英国・スコットランド Glenrothes 補選

2008年11月6日

イングランド中央銀行が1.5%の利下げを断行し、政策金利は3%となった。政府はもちろん、英中銀内でもかなり危機感が募っていた模様だ。これはもちろん重大ニュースで、英国の景気悪化がかなり深刻だということを示唆しているため、この利下げは経済のみならずこれからの政局にも影響を与えるだろう。

しかし今日政治的に注目されているのは、スコットランドにある Glenrothes 選挙区の補欠選挙だ。なお、補欠となったのは連合王国議会の議席で、内政の多くの権限が委譲されたスコットランド議会とは異なる。

この Glenrothes はブラウン首相の Kirkcaldy & Cowdenbeath に隣接する選挙区で比較的安全な労働党の議席だったのだが、熾烈な選挙戦が繰り広げられている。

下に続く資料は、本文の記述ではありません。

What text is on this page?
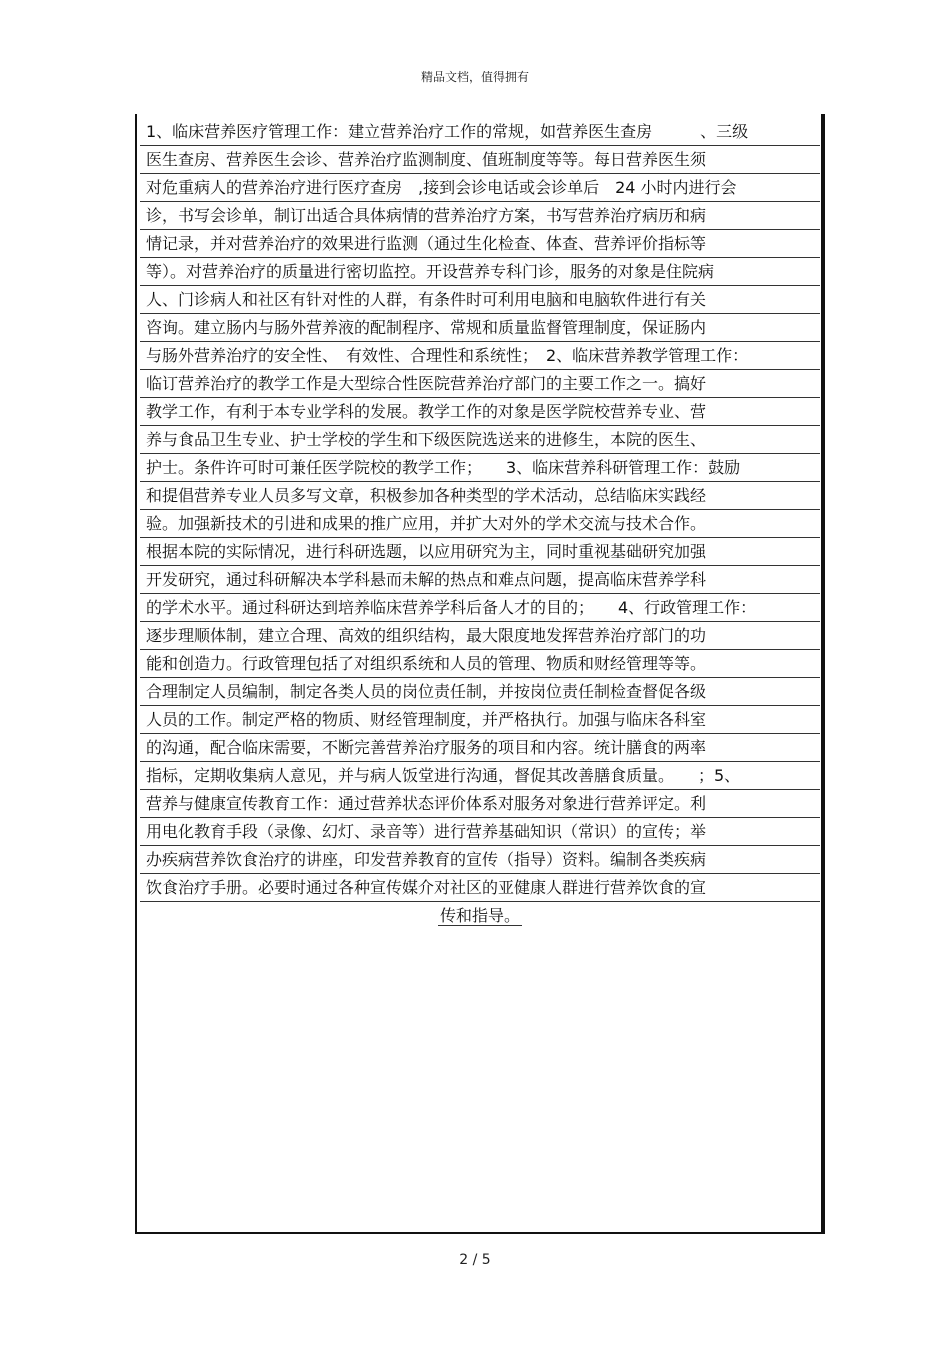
精品文档，值得拥有
1、临床营养医疗管理工作：建立营养治疗工作的常规，如营养医生查房　　　、三级
医生查房、营养医生会诊、营养治疗监测制度、值班制度等等。每日营养医生须
对危重病人的营养治疗进行医疗查房　,接到会诊电话或会诊单后　24 小时内进行会
诊，书写会诊单，制订出适合具体病情的营养治疗方案，书写营养治疗病历和病
情记录，并对营养治疗的效果进行监测（通过生化检查、体查、营养评价指标等
等）。对营养治疗的质量进行密切监控。开设营养专科门诊，服务的对象是住院病
人、门诊病人和社区有针对性的人群，有条件时可利用电脑和电脑软件进行有关
咨询。建立肠内与肠外营养液的配制程序、常规和质量监督管理制度，保证肠内
与肠外营养治疗的安全性、　有效性、合理性和系统性；　2、临床营养教学管理工作：
临订营养治疗的教学工作是大型综合性医院营养治疗部门的主要工作之一。搞好
教学工作，有利于本专业学科的发展。教学工作的对象是医学院校营养专业、营
养与食品卫生专业、护士学校的学生和下级医院选送来的进修生，本院的医生、
护士。条件许可时可兼任医学院校的教学工作；　　3、临床营养科研管理工作：鼓励
和提倡营养专业人员多写文章，积极参加各种类型的学术活动，总结临床实践经
验。加强新技术的引进和成果的推广应用，并扩大对外的学术交流与技术合作。
根据本院的实际情况，进行科研选题，以应用研究为主，同时重视基础研究加强
开发研究，通过科研解决本学科悬而未解的热点和难点问题，提高临床营养学科
的学术水平。通过科研达到培养临床营养学科后备人才的目的；　　4、行政管理工作：
逐步理顺体制，建立合理、高效的组织结构，最大限度地发挥营养治疗部门的功
能和创造力。行政管理包括了对组织系统和人员的管理、物质和财经管理等等。
合理制定人员编制，制定各类人员的岗位责任制，并按岗位责任制检查督促各级
人员的工作。制定严格的物质、财经管理制度，并严格执行。加强与临床各科室
的沟通，配合临床需要，不断完善营养治疗服务的项目和内容。统计膳食的两率
指标，定期收集病人意见，并与病人饭堂进行沟通，督促其改善膳食质量。　　；5、
营养与健康宣传教育工作：通过营养状态评价体系对服务对象进行营养评定。利
用电化教育手段（录像、幻灯、录音等）进行营养基础知识（常识）的宣传；举
办疾病营养饮食治疗的讲座，印发营养教育的宣传（指导）资料。编制各类疾病
饮食治疗手册。必要时通过各种宣传媒介对社区的亚健康人群进行营养饮食的宣
传和指导。
2 / 5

この選挙戦は労働党対保守党ではなく、労働党対スコットランド国民党という構図だ。この Glenrothes の重要性は、労働党が連合王国議会で過半数を得る場合には勝たなければならない選挙区の一区であり、またスコットランド内での労働党と国民党どちらが評価されているかがわかるところにある。

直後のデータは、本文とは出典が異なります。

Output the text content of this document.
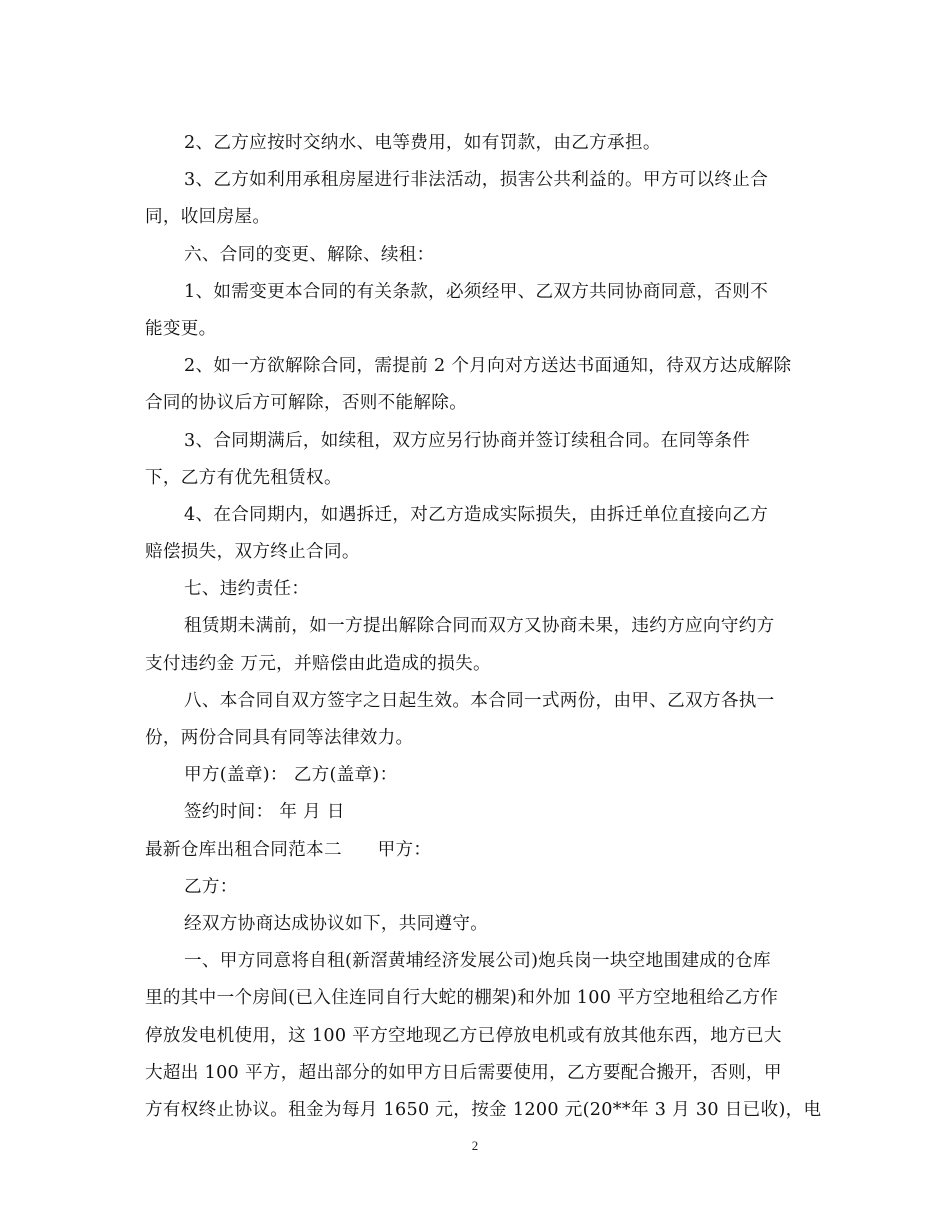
2、乙方应按时交纳水、电等费用，如有罚款，由乙方承担。
3、乙方如利用承租房屋进行非法活动，损害公共利益的。甲方可以终止合
同，收回房屋。
六、合同的变更、解除、续租：
1、如需变更本合同的有关条款，必须经甲、乙双方共同协商同意，否则不
能变更。
2、如一方欲解除合同，需提前 2 个月向对方送达书面通知，待双方达成解除
合同的协议后方可解除，否则不能解除。
3、合同期满后，如续租，双方应另行协商并签订续租合同。在同等条件
下，乙方有优先租赁权。
4、在合同期内，如遇拆迁，对乙方造成实际损失，由拆迁单位直接向乙方
赔偿损失，双方终止合同。
七、违约责任：
租赁期未满前，如一方提出解除合同而双方又协商未果，违约方应向守约方
支付违约金 万元，并赔偿由此造成的损失。
八、本合同自双方签字之日起生效。本合同一式两份，由甲、乙双方各执一
份，两份合同具有同等法律效力。
甲方(盖章)： 乙方(盖章)：
签约时间： 年 月 日
最新仓库出租合同范本二　　甲方：
乙方：
经双方协商达成协议如下，共同遵守。
一、甲方同意将自租(新滘黄埔经济发展公司)炮兵岗一块空地围建成的仓库
里的其中一个房间(已入住连同自行大蛇的棚架)和外加 100 平方空地租给乙方作
停放发电机使用，这 100 平方空地现乙方已停放电机或有放其他东西，地方已大
大超出 100 平方，超出部分的如甲方日后需要使用，乙方要配合搬开，否则，甲
方有权终止协议。租金为每月 1650 元，按金 1200 元(20**年 3 月 30 日已收)，电
2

労働党は現在連合王国議会で過半数を占め、政権与党だ。一方国民党はスコットランド議会で最大勢力で与党だが、議席数は半数には至らず少数政権だ。スコットランド政府の支持率は高く、国民党にとって追い風となっている。国民党は独立を党是として掲げているので、スコットランド政府として実績を積むことにより、独立に現実性を持たせようとしている。

ブラウン政権に対する風当たりが強かった7月には、牙城と言ってよい Glasgow East 補欠選挙で労働党が国民党に議席を奪われるという事態となり、あわやブラウン政権瓦解という報道があったこともある。しかし最近はブラウン首相が果断に経済問題に対応していることが英国民に評価されており、もしこの補選で労働党が勝てば党勢が回復基調にあるということになるが、もし国民党の勝利に終われば労働党の状況は依然厳しいものがあることとなる。

労働党が時期総選挙で勝つにはスコットランドの選挙区が重要になってくる。もし国民党が勢力を伸ばすとなると、労働党も保守党も連合王国議会において過半数に届かない可能性がある。

追加:2008年11月8日

労働党が予想に反して国民党に差をつけての勝利となった。ブラウン首相は政府の景気対策が評価されているとの見解を示した。

蛇足

SNP Scottish National Party をスコットランド「国民党」と訳すか「民族党」と訳すかで意見が分かれるところだ。スコットランドという「国」の独立を目指し、その国に住む人のための党であり、スコットランド民族(人種)を代表するというわけではないので、「国民党」の方がより適切だと思っている。